It’s been a
while since I’ve had the gumption to write anything. Life catches up, and you
rush it through rather than pause to acknowledge it. So, with respect to this
regrettable idea, the book of the month (from only my own biased perspective)
goes to If Nobody Speaks of Remarkable
Things by Jon McGregor.
I finished the
book only minutes ago. Maybe it’s the freshness of the story in my mind, and
the way the emotions it evoked are still pushing against my abdomen, but this
novel might just be the most beautiful thing I’ve ever read. Of course, I felt
the same way after reading Les Misérables,
The Thorn Birds, and One Flew Over the Cuckoo’s Nest. But
then, if I’m already clumping McGregor’s first novel into the same hierarchy as
these three literary giants, just think of
where the author must be headed.
The beginning of
If Nobody Speaks of Remarkable Things
was fascinating, but I was hesitant about the style. The book is a diluted form
of prose poetry. It reads like a creative novel, except in certain, remarkable places
where new paragraphs are started within the same sentence, and you feel like
the words should be sung instead of spoken. In context, these areas are
powerful, striking. But the beginning seemed a bit too entrenched with
poeticism to suit my prose-mindedness. Take these paragraphs from the first
page:
The city, it
sings.
If you stand
quietly, at the foot of a garden, in the middle of a street, on the roof of a
house.
It’s clearest at
night, when the sound cuts more sharply across the surface of things, when the
song reaches out to a place inside you.
It’s a wordless
song, for the most part, but it’s a song all the same, and nobody hearing it
could doubt what it sings. And the song sings the loudest when you pick out
each note.
The low soothing
hum of air-conditioners, fanning out the heat and the smells of shops and cafes
and offices across the city, winding up and winding down, long breaths layered
upon each other, a lullaby hum for tired streets.
The rush of
traffic still cutting across flyover, even in the dark hours a constant crush
of sound, tyres rolling across tarmac and engines rumbling, loose drains and
manhole covers clack-clacking like cast-iron castanets."
This is,
undeniably, quite wonderful poetry—the repetition, alliteration, the
construction of those clear, vivid descriptions. But as a novel, I was confused
and reluctant to give the rest of the book a try. Once you get past the first
few introductory pages, though, the narrative of the story and the complete
grace of the style will catch you with its claws. And you’ll be happy for it.
You’ll be most
happy when you reach the end--when think you have everything all figured out.
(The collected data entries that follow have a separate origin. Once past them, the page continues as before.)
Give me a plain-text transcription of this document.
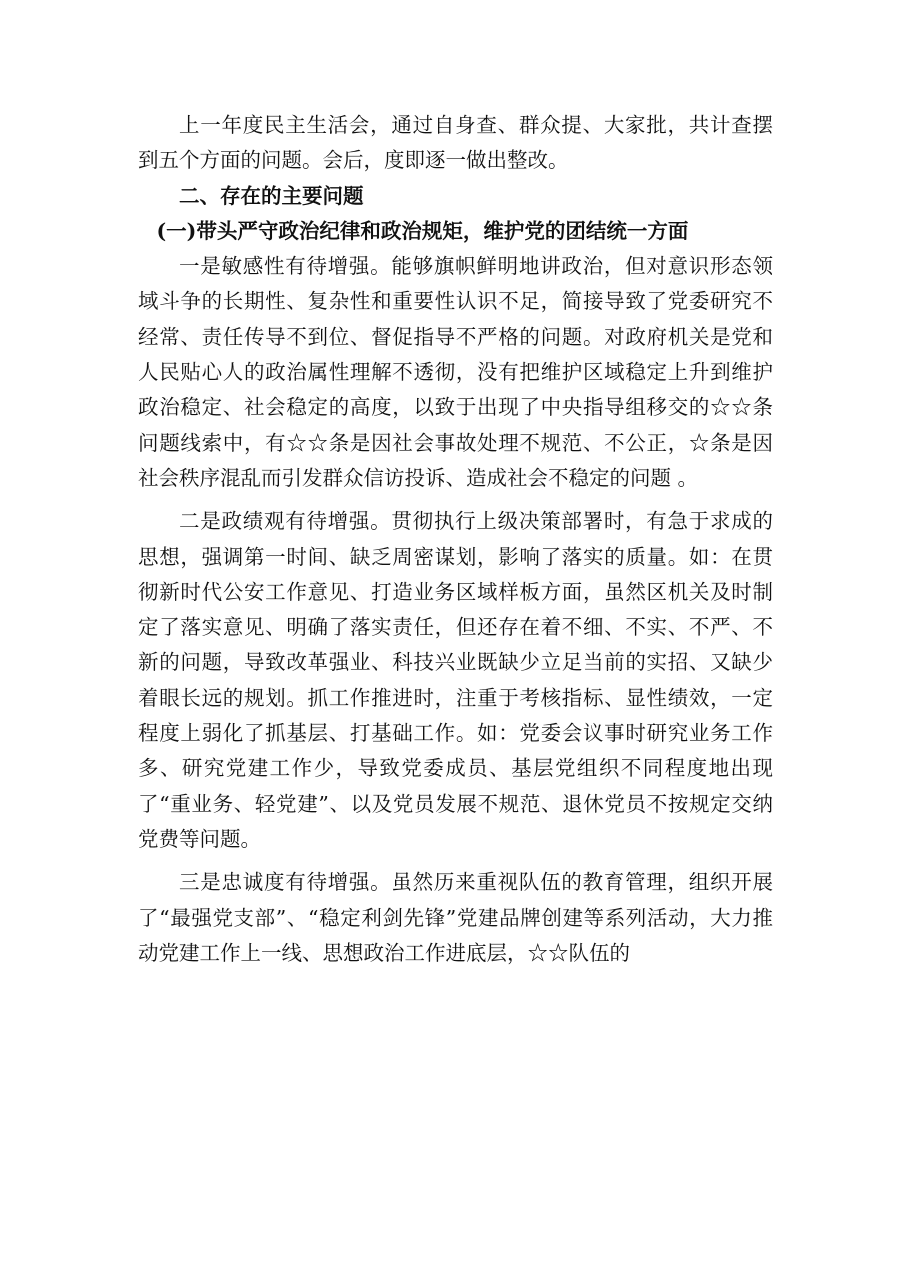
上一年度民主生活会，通过自身查、群众提、大家批，共计查摆到五个方面的问题。会后，度即逐一做出整改。

二、存在的主要问题

(一)带头严守政治纪律和政治规矩，维护党的团结统一方面

一是敏感性有待增强。能够旗帜鲜明地讲政治，但对意识形态领域斗争的长期性、复杂性和重要性认识不足，简接导致了党委研究不经常、责任传导不到位、督促指导不严格的问题。对政府机关是党和人民贴心人的政治属性理解不透彻，没有把维护区域稳定上升到维护政治稳定、社会稳定的高度，以致于出现了中央指导组移交的☆☆条问题线索中，有☆☆条是因社会事故处理不规范、不公正，☆条是因社会秩序混乱而引发群众信访投诉、造成社会不稳定的问题 。

二是政绩观有待增强。贯彻执行上级决策部署时，有急于求成的思想，强调第一时间、缺乏周密谋划，影响了落实的质量。如：在贯彻新时代公安工作意见、打造业务区域样板方面，虽然区机关及时制定了落实意见、明确了落实责任，但还存在着不细、不实、不严、不新的问题，导致改革强业、科技兴业既缺少立足当前的实招、又缺少着眼长远的规划。抓工作推进时，注重于考核指标、显性绩效，一定程度上弱化了抓基层、打基础工作。如：党委会议事时研究业务工作多、研究党建工作少，导致党委成员、基层党组织不同程度地出现了“重业务、轻党建”、以及党员发展不规范、退休党员不按规定交纳党费等问题。

三是忠诚度有待增强。虽然历来重视队伍的教育管理，组织开展了“最强党支部”、“稳定利剑先锋”党建品牌创建等系列活动，大力推动党建工作上一线、思想政治工作进底层，☆☆队伍的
Just as you know the writing and the story have run out of surprises, it will
twist around again, leaving you maybe, or maybe not, sobbing (just a little) and
maybe, or maybe not, dashing for that chocolate stash in your room that you’ve
been keeping for emergency situations. Sorry to spoil the finale of the emotional journey,
but it is quite sad. In all, though, the sadness of it serves as a reminder for just how much we fail to acknowledge every simple, remarkable
thing. And that beauty will make every piece of spent chocolate so much sweeter.